Sitka Mountain Gear
Evergreens with warm season grass?
Whitetail Deer
Contributors to this thread:
brettpsu 20-Nov-17
t-roy 20-Nov-17
Mad Trapper 20-Nov-17
brettpsu 20-Nov-17
jmiller 20-Nov-17
Mad Trapper 20-Nov-17
Orlando 26-Nov-17
rodb 27-Nov-17
Orlando 27-Nov-17
DEMO-Bowhunter 28-Nov-17
Termin8r 01-Dec-17
From: brettpsu
20-Nov-17
I just acquired 12 acres that borders my existing land. Looking to create some additional bedding buy mainly a screen. It's 90% open hay field on a high ridge in western Pa. I currently have 40-50 acres in warm season grasses and probably 30 acres of thick regrowth forest with another 20 acres or more of mixed mature forest. Plenty of food plots and ag fields around. I need this new 12 acres to be a screen from a trigger happy neighbor. My plan is to plant solid evergreens for the first 60-100' surrounding the property then the inner 5 acres plant warm season grass mixed with patches of evergreen and maybe shrub like trees. Would this work or anyone have any other ideas?
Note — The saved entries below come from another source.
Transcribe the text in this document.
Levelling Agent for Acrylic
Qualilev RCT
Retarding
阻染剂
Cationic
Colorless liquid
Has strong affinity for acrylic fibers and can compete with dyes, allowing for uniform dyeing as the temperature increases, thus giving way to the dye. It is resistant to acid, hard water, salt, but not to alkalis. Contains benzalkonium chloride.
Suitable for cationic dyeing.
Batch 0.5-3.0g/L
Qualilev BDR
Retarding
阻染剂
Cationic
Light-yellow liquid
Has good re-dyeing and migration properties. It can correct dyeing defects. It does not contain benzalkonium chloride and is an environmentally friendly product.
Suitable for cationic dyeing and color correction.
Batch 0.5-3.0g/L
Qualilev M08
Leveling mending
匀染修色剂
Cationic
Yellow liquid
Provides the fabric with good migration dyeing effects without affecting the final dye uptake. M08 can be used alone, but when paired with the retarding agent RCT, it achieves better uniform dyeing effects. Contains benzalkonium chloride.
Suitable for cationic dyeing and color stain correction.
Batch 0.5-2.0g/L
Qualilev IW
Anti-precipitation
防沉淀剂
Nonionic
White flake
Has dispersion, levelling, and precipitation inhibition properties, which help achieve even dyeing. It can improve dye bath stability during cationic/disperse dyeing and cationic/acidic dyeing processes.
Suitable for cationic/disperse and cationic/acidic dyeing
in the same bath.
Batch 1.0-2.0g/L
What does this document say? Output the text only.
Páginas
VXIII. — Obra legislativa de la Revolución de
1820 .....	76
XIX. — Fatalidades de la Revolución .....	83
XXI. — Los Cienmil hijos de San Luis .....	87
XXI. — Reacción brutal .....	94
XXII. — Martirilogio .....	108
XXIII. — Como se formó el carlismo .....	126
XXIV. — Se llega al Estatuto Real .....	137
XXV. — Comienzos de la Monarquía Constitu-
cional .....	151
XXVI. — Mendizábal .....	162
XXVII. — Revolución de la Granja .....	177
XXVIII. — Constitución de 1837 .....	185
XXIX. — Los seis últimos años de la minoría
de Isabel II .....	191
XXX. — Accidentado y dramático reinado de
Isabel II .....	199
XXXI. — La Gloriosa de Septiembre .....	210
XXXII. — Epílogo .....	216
Could the evergreens be planted into something like Egyptian Wheat? Or would the wheat kill the evergreens in the first year?

From: t-roy
20-Nov-17
Have you looked into Miscathus Gigantheus? I’ve never planted it, but am considering it for an annual screen/edge planting.

From: Mad Trapper
20-Nov-17
I would consider planting hybrid poplars (couple or three rows) and then back up with evergreens. The poplars grow very fast and will make a screen while the evergreens grow. Egyptian wheat will have to be planted every year and can get expensive. Check Big Rock Trees. The poplars are sold as cuttings. You will need to put down plastic though. If you don't, they don't grow very fast. If you have a high deer population, you may have to screen them. I have also planted the miscathus grasses and they work, but they too are slow growers.

From: brettpsu
20-Nov-17
Tom have you used the hybrid poplars? They seem like a great idea. Might even do the outer two rows in willow and the inner rows in poplar.

From: jmiller
20-Nov-17
The only downside to the poplar are they are a short lived tree. Here in eastern ND they are lucky to make 20 years before they die.

From: Mad Trapper
20-Nov-17
yes I have used them and they grow fast. If you also plant the evergreens, they will be mature even if the poplars die in 20 years.

From: Orlando
26-Nov-17
I planted a shelterbelt 5 years ago with two rows of cedars, a row of peking cotoneaster, and a row of American plum. All have done well but will not provide an adequate screen for a couple more years. The Pheasants Forever Blizzard Buster adjacent to the shelter belt provides and excellent screen and deer bed in it...right by a main road.

From: rodb
27-Nov-17
I live in Minnesota and it will take 10 to 15 years for pine (Spruce) to grow to 20 feet. Aspen grows quickly but the canopy is high. Red oak if planted with space will provide cover from top to bottom and the leaves will stay on the tree all fall but oak takes awhile to grow also. Your best option might be something like corn.

From: Orlando
27-Nov-17
Get your cedars planted early spring...get them in the ground and then a short term fix while waiting for the cedars to grow. Might also look into ordering the trees soon if ordering as they usually run out. MDC - Missouri department of conservation is the best price I have found for bare root seedlings.

28-Nov-17
I planted the entire perimeter of my properties using 4 rows of 2-2 transplant Norway spruce and they make a great screen once they mature. It takes about 10 years for them to start working on 10' centers. The giant Miscathus could be a good short term fix with the spruce being a good long term fix. Switch grass does a decent job of standing in late winter, but acts as a decent screen.

From: Termin8r
01-Dec-17
You might also try looking into speckled alder (as well as your Norway spruce). Speckled alder holds its leaves for a long time and is a fast grower (as well as being native to PA). Check out some of bish's threads over at the Michigan Sportsman forums under whitetail habitat. He is a big advocate for Norway Spruce and Speckled Alder.